Starting today Google will begin demoting sites within its search rankings which have received a large number of valid copyright removal notices. The move is expected to help give more search prominence to legitimate sources of content; sites such as Spotify, Hulu and Amazon. Nuances within the ranking calculation should mean popular user generated content sites like YouTube won’t be hit hard by these search algorithm tweaks.
Amit Singhal, SVP of Engineering at Google said on the official Google Search blog “Since we re-booted our copyright removals over two years ago, we’ve been given much more data by copyright owners about infringing content online. In fact, we’re now receiving and processing more copyright removal notices every day than we did in all of 2009 - more than 4.3 million URLs in the last 30 days alone. We will now be using this data as a signal in our search rankings.” The new infringing content signal affecting content rankings in Google Search is just one of over 200 used by the company to “ensure our search algorithms deliver the best possible results”.
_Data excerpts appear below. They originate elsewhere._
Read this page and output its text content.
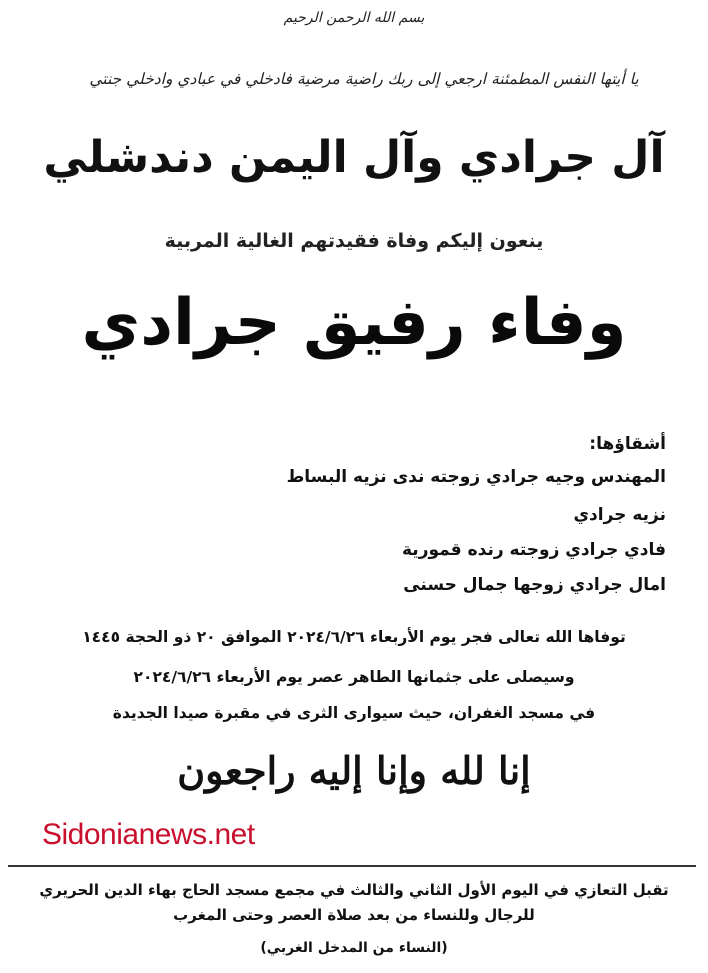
بسم الله الرحمن الرحيم

يا أيتها النفس المطمئنة ارجعي إلى ربك راضية مرضية فادخلي في عبادي وادخلي جنتي

آل جرادي وآل اليمن دندشلي

ينعون إليكم وفاة فقيدتهم الغالية المربية

وفاء رفيق جرادي

أشقاؤها:

المهندس وجيه جرادي زوجته ندى نزيه البساط

نزيه جرادي

فادي جرادي زوجته رنده قمورية

امال جرادي زوجها جمال حسنى

توفاها الله تعالى فجر يوم الأربعاء ٢٠٢٤/٦/٢٦ الموافق ٢٠ ذو الحجة ١٤٤٥

وسيصلى على جثمانها الطاهر عصر يوم الأربعاء ٢٠٢٤/٦/٢٦

في مسجد الغفران، حيث سيوارى الثرى في مقبرة صيدا الجديدة

إنا لله وإنا إليه راجعون

Sidonianews.net

تقبل التعازي في اليوم الأول الثاني والثالث في مجمع مسجد الحاج بهاء الدين الحريري

للرجال وللنساء من بعد صلاة العصر وحتى المغرب

(النساء من المدخل الغربي)
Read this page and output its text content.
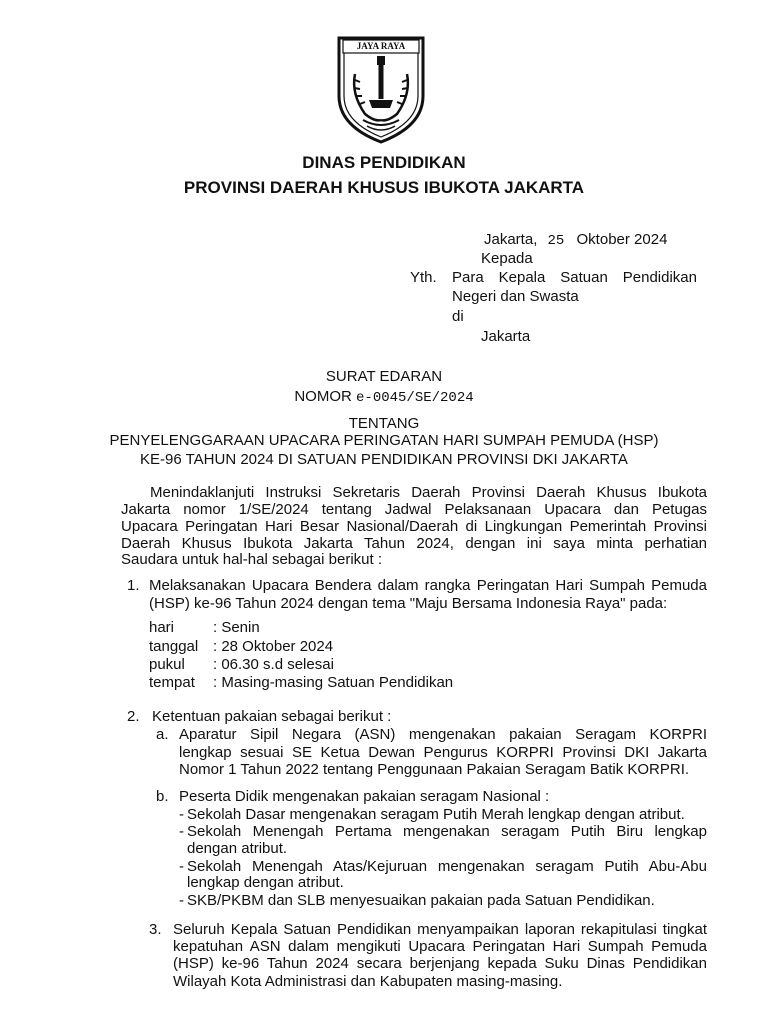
JAYA RAYA
DINAS PENDIDIKAN
PROVINSI DAERAH KHUSUS IBUKOTA JAKARTA
Jakarta, 25 Oktober 2024
Kepada
Yth. Para Kepala Satuan Pendidikan
Negeri dan Swasta
di
Jakarta
SURAT EDARAN
NOMOR e-0045/SE/2024
TENTANG
PENYELENGGARAAN UPACARA PERINGATAN HARI SUMPAH PEMUDA (HSP)
KE-96 TAHUN 2024 DI SATUAN PENDIDIKAN PROVINSI DKI JAKARTA
Menindaklanjuti Instruksi Sekretaris Daerah Provinsi Daerah Khusus Ibukota
Jakarta nomor 1/SE/2024 tentang Jadwal Pelaksanaan Upacara dan Petugas
Upacara Peringatan Hari Besar Nasional/Daerah di Lingkungan Pemerintah Provinsi
Daerah Khusus Ibukota Jakarta Tahun 2024, dengan ini saya minta perhatian
Saudara untuk hal-hal sebagai berikut :
1. Melaksanakan Upacara Bendera dalam rangka Peringatan Hari Sumpah Pemuda
(HSP) ke-96 Tahun 2024 dengan tema "Maju Bersama Indonesia Raya" pada:
hari	: Senin
tanggal : 28 Oktober 2024
pukul : 06.30 s.d selesai
tempat : Masing-masing Satuan Pendidikan
2. Ketentuan pakaian sebagai berikut :
a. Aparatur Sipil Negara (ASN) mengenakan pakaian Seragam KORPRI
lengkap sesuai SE Ketua Dewan Pengurus KORPRI Provinsi DKI Jakarta
Nomor 1 Tahun 2022 tentang Penggunaan Pakaian Seragam Batik KORPRI.
b. Peserta Didik mengenakan pakaian seragam Nasional :
- Sekolah Dasar mengenakan seragam Putih Merah lengkap dengan atribut.
- Sekolah Menengah Pertama mengenakan seragam Putih Biru lengkap
dengan atribut.
- Sekolah Menengah Atas/Kejuruan mengenakan seragam Putih Abu-Abu
lengkap dengan atribut.
- SKB/PKBM dan SLB menyesuaikan pakaian pada Satuan Pendidikan.
3. Seluruh Kepala Satuan Pendidikan menyampaikan laporan rekapitulasi tingkat
kepatuhan ASN dalam mengikuti Upacara Peringatan Hari Sumpah Pemuda
(HSP) ke-96 Tahun 2024 secara berjenjang kepada Suku Dinas Pendidikan
Wilayah Kota Administrasi dan Kabupaten masing-masing.
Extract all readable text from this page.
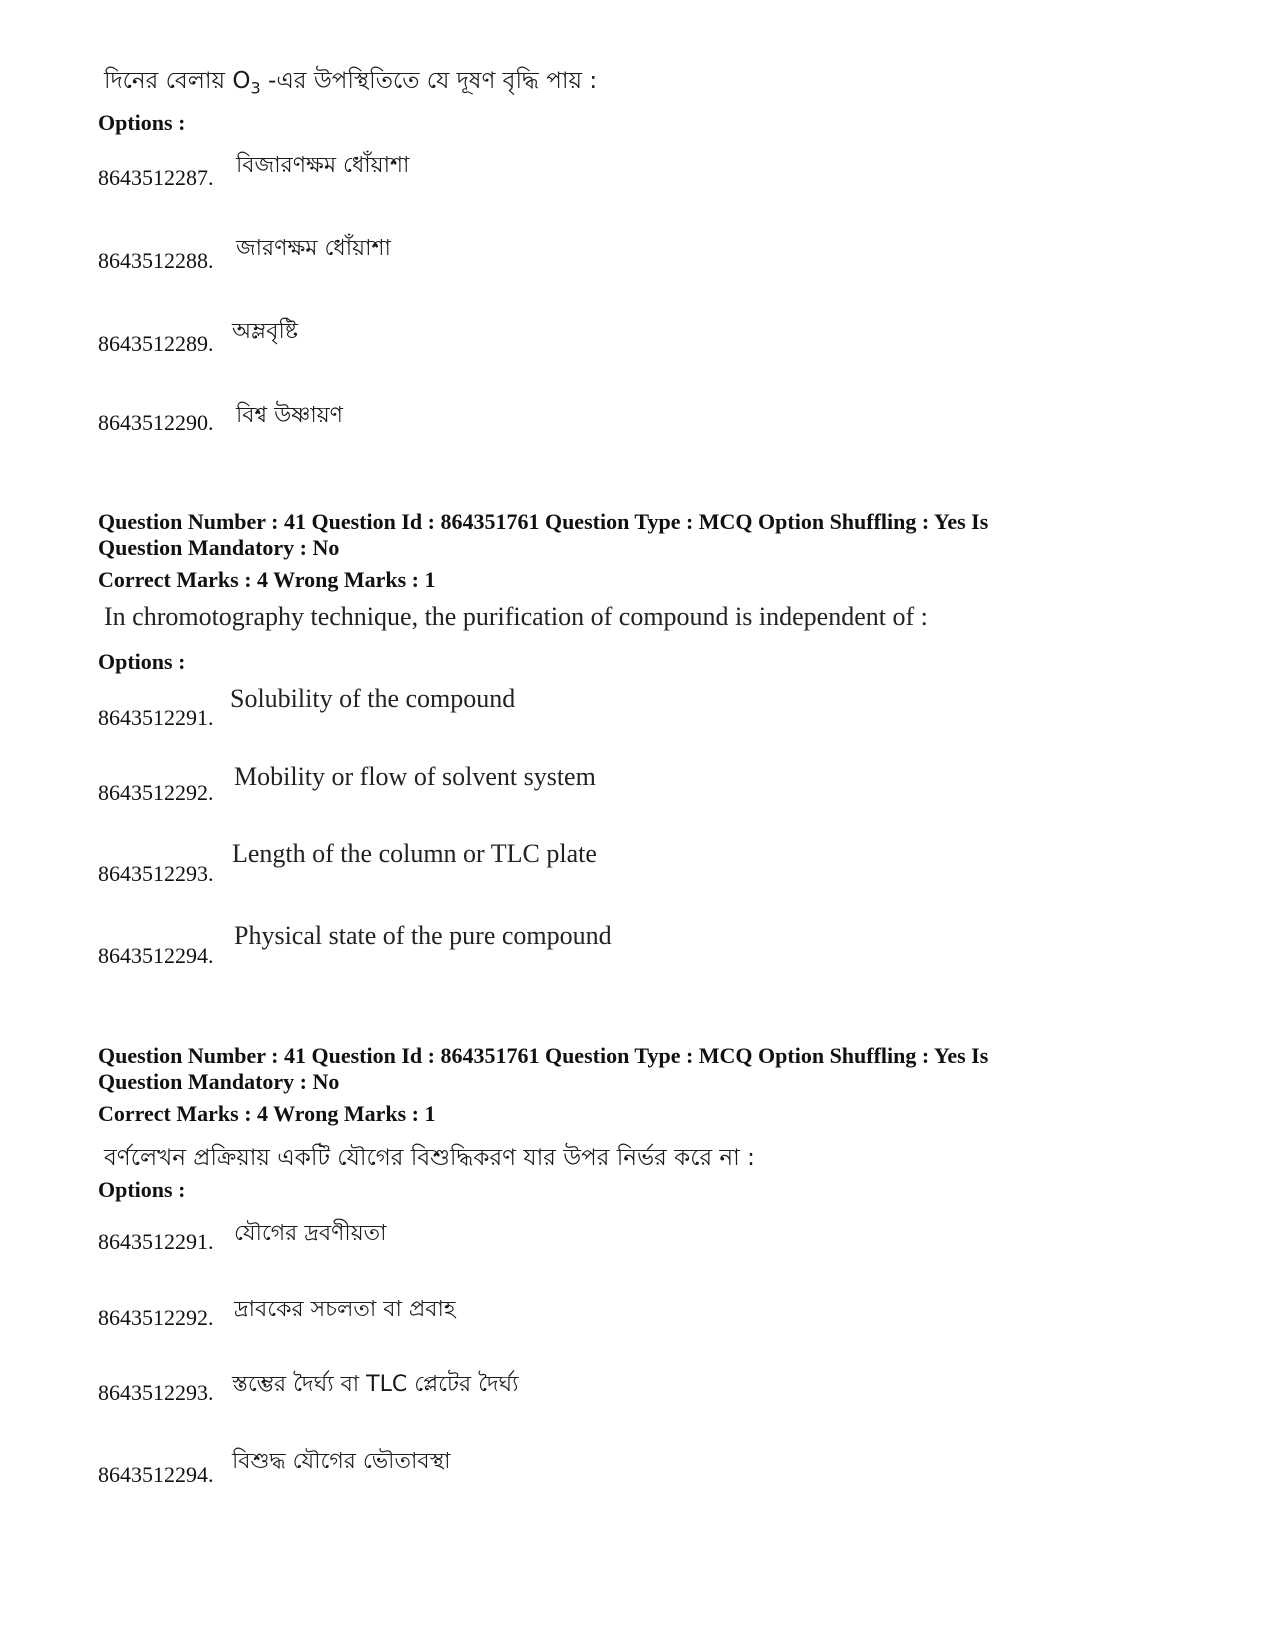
দিনের বেলায় $O_3$ -এর উপস্থিতিতে যে দূষণ বৃদ্ধি পায় :
Options :
8643512287. বিজারণক্ষম ধোঁয়াশা
8643512288. জারণক্ষম ধোঁয়াশা
8643512289. অম্লবৃষ্টি
8643512290. বিশ্ব উষ্ণায়ণ
Question Number : 41 Question Id : 864351761 Question Type : MCQ Option Shuffling : Yes Is
Question Mandatory : No
Correct Marks : 4 Wrong Marks : 1
In chromotography technique, the purification of compound is independent of :
Options :
8643512291.
Solubility of the compound
8643512292.
Mobility or flow of solvent system
8643512293.
Length of the column or TLC plate
8643512294.
Physical state of the pure compound
Question Number : 41 Question Id : 864351761 Question Type : MCQ Option Shuffling : Yes Is
Question Mandatory : No
Correct Marks : 4 Wrong Marks : 1
বর্ণলেখন প্রক্রিয়ায় একটি যৌগের বিশুদ্ধিকরণ যার উপর নির্ভর করে না :
Options :
8643512291. যৌগের দ্রবণীয়তা
8643512292. দ্রাবকের সচলতা বা প্রবাহ
8643512293. স্তম্ভের দৈর্ঘ্য বা TLC প্লেটের দৈর্ঘ্য
8643512294.
বিশুদ্ধ যৌগের ভৌতাবস্থা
Mr Singhal stresses that a copyright complaint is not going to seriously affect a site ranking unless a valid copyright removal notice is received from the rights owner. The company wants to be transparent about the process and will provide counter-notice tools for web developers.
Danny Sullivan at Search Engine Land has sought clarification from Google about how YouTube will be affected, given that the site has a very large number of copyright infringement notices filed against it that have proved to be valid. Google told Mr Sullivan “that the new penalty will look beyond just the number of notices. It will also take into account other factors, specifics that Google won’t reveal, but with the end result that YouTube - as well as other popular sites beyond YouTube - aren’t expected to be hit.” Examples of sites also expected to be more or less unaffected by search demotion are “Facebook, IMDB, Tumblr and Twitter”. These are sites where you might share/embed your YouTube videos!
It’s going to be very interesting to see how YouTube is affected by this algorithm tweak (if at all) and if fairness and even-handedness prevails. The YouTube escape clause of user generated content wasn’t discussed in the Google Search Blog post about this algorithm change, how’s that for transparency?